Part 13 Never Forget Your Old Friend

7.8K 933 11
                                    

Aku menatap kuitansi yang ada di tangan kananku dengan mata terbelalak. Antara tidak percaya dengan nominal yang tertera di dalamnya sekaligus tidak rela jika harus membayar sebanyak itu.

"Enggak salah ngitung nih, Bu?" tanyaku.

"Enggak, Neng. Kan harga benangnya naik," jawab penjahit langgananku.

"Sejak kapan naiknya? Naik berapa persen? Kenapa enggak bilang?" Aku memberondong penjahit itu dengan pertanyaan.

Ibu itu gelagapan. "Mm........ Naik dua puluh lima persen, Neng," jawab ibu itu setelah berpikir agak lama.

"Kenapa ongkosnya naik seratus persen?"protesku.

"Kan belum termasuk ongkos transportasi."

"Emangnya ongkos transportasi ikut naik? Kok aku enggak tahu."

"Udah deh, Neng mau bayar apa, enggak?"

Ih dasar, ini penjahit apa preman, sih? Untungnya sih cuma jahitin dua baju. Coba kalau jahitin sepuluh, bisa bangkrut aku. Aku terpaksa merelakan uangku untuk preman berkedok penjahit itu.
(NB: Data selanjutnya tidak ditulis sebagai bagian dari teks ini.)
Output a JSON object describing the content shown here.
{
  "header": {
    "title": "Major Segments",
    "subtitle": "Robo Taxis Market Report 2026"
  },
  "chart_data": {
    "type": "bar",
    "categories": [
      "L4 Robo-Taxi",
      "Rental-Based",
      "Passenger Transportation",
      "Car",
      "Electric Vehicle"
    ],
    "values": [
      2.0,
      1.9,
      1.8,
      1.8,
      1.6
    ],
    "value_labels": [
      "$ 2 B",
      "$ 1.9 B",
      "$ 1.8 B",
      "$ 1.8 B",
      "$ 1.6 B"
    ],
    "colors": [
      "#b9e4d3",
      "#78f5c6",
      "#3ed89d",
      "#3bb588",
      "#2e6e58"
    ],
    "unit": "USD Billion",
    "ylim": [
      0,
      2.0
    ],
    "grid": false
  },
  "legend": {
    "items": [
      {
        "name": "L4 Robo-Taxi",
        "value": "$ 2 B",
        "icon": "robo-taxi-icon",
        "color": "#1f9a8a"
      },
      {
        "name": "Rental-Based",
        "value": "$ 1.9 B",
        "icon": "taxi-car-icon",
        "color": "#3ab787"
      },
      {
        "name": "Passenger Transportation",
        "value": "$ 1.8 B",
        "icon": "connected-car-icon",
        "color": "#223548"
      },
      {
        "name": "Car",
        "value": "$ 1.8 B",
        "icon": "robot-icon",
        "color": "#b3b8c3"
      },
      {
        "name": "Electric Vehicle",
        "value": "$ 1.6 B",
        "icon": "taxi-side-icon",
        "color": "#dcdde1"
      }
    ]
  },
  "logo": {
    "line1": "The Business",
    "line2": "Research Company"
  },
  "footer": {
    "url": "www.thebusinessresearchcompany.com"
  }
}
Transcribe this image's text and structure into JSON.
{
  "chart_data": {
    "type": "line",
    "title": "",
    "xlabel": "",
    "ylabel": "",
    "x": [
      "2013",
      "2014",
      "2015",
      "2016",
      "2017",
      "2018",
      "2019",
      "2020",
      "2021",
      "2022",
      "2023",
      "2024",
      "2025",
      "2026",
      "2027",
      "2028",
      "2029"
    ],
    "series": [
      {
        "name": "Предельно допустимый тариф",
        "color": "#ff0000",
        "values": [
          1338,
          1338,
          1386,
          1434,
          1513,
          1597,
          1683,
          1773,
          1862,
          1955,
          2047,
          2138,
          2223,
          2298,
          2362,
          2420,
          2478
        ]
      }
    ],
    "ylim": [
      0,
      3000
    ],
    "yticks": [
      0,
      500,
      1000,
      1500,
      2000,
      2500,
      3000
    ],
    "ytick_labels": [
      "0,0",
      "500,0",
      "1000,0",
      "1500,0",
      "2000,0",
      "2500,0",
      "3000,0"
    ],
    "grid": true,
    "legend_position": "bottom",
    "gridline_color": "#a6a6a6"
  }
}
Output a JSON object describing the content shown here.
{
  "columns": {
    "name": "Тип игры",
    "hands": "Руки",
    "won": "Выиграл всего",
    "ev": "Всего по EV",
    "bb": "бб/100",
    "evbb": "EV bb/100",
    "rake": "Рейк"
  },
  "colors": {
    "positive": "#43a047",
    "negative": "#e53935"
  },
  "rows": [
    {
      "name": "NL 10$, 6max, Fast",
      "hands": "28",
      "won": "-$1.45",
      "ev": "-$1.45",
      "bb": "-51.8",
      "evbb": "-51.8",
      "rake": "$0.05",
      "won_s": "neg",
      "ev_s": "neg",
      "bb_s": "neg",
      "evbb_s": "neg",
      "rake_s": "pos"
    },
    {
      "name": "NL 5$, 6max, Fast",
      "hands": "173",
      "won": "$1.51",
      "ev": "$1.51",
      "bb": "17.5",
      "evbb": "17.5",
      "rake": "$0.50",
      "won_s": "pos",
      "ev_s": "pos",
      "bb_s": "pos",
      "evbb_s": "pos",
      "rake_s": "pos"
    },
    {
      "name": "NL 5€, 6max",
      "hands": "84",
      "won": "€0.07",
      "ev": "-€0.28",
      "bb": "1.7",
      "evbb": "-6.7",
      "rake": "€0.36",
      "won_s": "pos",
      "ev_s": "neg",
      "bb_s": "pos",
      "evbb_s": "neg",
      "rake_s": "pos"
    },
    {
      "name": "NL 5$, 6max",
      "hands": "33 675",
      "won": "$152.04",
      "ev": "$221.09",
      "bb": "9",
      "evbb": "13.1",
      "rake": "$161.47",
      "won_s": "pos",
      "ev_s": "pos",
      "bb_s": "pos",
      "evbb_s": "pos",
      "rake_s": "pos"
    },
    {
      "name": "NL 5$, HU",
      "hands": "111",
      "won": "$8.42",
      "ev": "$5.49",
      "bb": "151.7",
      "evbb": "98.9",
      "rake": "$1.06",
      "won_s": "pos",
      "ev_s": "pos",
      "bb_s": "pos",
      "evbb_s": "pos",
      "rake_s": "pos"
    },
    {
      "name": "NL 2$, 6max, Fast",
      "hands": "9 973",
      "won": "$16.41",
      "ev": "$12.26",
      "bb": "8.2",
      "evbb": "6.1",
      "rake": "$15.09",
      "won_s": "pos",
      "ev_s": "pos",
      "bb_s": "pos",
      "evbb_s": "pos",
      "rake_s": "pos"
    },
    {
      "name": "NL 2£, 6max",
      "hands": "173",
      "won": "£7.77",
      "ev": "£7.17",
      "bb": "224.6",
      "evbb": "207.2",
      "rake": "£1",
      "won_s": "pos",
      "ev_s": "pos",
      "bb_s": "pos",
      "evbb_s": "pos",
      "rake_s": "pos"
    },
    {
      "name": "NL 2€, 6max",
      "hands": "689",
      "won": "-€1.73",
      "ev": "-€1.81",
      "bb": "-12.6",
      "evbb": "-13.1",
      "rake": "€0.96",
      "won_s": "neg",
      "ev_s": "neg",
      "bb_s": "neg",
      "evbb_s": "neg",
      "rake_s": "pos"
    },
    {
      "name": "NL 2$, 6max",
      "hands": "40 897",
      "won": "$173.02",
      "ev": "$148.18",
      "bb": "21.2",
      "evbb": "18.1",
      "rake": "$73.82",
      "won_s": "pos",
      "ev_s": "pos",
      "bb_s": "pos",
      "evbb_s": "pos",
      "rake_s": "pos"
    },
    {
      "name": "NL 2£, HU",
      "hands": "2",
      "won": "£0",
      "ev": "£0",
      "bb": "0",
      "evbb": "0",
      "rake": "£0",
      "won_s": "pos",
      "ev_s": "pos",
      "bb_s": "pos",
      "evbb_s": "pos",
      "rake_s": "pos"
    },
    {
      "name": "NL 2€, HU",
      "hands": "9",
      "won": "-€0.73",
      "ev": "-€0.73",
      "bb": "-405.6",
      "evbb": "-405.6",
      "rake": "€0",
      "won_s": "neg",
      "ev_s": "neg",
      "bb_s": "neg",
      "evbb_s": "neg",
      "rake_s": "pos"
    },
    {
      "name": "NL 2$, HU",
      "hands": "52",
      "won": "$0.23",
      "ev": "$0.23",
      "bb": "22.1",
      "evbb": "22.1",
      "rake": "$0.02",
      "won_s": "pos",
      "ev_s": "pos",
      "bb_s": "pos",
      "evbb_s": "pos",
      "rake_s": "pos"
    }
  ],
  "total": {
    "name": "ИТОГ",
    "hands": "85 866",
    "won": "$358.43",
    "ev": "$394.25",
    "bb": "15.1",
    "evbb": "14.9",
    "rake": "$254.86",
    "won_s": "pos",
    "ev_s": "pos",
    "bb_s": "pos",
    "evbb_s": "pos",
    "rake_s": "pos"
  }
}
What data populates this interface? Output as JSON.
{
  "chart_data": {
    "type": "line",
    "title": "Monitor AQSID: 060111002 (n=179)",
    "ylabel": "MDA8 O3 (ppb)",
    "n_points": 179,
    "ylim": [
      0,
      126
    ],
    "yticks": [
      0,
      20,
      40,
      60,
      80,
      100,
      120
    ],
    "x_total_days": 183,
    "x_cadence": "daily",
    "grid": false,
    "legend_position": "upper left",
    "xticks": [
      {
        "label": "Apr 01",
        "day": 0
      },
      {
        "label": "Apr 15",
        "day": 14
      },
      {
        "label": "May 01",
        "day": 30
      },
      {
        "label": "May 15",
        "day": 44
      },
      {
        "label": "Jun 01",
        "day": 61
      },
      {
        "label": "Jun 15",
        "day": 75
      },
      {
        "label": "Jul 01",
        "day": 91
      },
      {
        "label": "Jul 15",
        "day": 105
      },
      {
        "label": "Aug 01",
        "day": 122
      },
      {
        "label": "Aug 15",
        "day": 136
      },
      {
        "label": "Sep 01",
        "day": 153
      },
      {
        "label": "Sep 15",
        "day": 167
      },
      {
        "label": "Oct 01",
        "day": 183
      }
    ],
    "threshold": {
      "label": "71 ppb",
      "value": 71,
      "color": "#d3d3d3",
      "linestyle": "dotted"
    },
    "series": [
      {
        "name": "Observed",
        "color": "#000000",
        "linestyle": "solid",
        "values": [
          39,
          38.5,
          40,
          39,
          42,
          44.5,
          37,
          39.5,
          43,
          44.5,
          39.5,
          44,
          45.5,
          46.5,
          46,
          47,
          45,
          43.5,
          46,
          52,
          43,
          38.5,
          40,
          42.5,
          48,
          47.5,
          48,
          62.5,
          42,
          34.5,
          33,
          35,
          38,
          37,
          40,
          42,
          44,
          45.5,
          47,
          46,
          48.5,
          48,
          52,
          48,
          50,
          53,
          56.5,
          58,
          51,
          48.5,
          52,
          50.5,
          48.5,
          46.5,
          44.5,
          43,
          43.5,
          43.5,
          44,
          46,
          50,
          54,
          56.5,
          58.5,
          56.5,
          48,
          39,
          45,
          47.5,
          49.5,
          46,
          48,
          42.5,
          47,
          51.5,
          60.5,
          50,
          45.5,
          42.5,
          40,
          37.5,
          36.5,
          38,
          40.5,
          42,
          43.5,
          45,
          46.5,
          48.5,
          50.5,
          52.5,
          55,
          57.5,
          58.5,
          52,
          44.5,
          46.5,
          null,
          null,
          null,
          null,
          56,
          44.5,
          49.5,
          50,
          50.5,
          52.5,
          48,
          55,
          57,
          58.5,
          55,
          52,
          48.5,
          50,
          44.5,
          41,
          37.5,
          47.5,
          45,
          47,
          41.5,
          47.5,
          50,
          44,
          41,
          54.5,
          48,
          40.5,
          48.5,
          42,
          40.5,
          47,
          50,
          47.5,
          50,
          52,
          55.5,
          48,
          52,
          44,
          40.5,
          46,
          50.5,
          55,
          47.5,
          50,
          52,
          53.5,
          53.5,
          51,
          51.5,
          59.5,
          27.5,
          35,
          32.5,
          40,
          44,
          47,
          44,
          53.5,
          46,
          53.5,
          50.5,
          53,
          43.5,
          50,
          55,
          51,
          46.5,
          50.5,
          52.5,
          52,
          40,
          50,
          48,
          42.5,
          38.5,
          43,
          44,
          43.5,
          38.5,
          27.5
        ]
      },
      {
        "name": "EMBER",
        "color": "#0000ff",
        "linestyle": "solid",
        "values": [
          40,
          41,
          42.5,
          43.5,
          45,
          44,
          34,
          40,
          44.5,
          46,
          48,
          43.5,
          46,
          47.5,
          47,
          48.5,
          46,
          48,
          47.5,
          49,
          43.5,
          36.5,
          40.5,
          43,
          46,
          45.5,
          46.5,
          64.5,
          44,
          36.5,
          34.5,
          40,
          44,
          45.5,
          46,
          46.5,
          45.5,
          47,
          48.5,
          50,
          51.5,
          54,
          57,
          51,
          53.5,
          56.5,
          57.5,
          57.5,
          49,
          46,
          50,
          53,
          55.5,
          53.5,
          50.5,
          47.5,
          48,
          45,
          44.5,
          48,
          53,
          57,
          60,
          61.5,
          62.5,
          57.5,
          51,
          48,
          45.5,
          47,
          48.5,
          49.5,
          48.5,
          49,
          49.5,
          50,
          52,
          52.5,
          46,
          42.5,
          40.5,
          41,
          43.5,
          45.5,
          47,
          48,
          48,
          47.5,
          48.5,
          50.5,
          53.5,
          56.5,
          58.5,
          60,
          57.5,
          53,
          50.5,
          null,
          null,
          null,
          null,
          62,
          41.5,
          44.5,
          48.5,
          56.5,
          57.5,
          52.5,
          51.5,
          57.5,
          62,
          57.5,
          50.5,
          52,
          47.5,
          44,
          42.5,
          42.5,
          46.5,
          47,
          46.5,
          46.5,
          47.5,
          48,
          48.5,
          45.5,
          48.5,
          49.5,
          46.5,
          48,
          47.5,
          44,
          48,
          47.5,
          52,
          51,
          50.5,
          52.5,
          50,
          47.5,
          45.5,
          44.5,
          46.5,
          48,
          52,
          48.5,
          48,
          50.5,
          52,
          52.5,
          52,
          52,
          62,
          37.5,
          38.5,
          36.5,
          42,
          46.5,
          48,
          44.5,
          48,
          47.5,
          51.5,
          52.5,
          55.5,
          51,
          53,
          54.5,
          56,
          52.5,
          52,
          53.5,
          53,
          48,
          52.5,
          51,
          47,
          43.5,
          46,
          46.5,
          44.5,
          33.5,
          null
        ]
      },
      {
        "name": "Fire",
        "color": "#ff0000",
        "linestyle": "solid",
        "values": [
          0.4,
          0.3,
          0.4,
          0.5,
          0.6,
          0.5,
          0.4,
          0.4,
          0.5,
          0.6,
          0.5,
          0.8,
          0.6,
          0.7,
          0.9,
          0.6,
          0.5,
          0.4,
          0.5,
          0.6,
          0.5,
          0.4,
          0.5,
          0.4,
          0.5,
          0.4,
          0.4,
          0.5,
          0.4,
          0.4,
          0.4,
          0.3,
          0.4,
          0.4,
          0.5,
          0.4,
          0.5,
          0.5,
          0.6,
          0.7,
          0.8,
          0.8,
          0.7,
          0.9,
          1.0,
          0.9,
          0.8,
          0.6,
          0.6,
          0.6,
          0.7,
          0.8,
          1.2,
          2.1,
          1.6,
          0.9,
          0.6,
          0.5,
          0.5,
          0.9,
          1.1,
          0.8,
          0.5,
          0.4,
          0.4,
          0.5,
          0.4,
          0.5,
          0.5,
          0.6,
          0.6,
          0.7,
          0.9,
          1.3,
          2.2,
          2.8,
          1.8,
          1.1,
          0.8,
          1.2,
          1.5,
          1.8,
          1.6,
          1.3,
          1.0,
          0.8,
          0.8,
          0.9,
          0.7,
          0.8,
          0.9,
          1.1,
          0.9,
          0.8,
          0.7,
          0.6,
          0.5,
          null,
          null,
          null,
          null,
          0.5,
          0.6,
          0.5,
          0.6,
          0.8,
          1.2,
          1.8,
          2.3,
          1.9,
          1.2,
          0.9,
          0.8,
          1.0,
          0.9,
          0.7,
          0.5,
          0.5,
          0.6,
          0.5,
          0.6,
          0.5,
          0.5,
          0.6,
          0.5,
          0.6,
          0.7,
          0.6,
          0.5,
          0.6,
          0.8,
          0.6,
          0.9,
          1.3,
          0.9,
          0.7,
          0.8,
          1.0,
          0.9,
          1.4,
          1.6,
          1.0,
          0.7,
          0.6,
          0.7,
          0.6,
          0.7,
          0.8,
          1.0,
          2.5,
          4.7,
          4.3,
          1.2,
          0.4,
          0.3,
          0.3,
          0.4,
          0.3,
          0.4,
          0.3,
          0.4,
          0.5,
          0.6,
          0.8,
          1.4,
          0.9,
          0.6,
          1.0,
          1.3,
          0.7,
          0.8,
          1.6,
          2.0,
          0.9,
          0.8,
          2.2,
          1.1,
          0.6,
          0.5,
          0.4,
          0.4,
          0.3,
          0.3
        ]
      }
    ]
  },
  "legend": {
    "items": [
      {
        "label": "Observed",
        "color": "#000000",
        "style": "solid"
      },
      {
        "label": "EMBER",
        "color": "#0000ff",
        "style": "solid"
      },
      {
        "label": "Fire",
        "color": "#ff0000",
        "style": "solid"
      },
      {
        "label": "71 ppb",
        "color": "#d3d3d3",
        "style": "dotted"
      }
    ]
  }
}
Setelah membayar, aku pergi tanpa pamit dan berjalan ke kost yang jaraknya cuma 100 meter. Ah, mesti cari penjahit baru dimana nih? Tante Wid, penjahit langganan Ibu di Cibubur terlalu lama. Saking lamanya bisa berbulan-bulan. Penjahit dekat sini tidak ada yang sebagus si preman itu. Pokoknya harus cari penjahit yang butuh duit dan rela dibayar berapa saja. Cari di mana ya?

Sampai dekat rumah Kai, aku melihatnya sedang mengobrol dengan seorang cowok di depan gerbang rumahnya.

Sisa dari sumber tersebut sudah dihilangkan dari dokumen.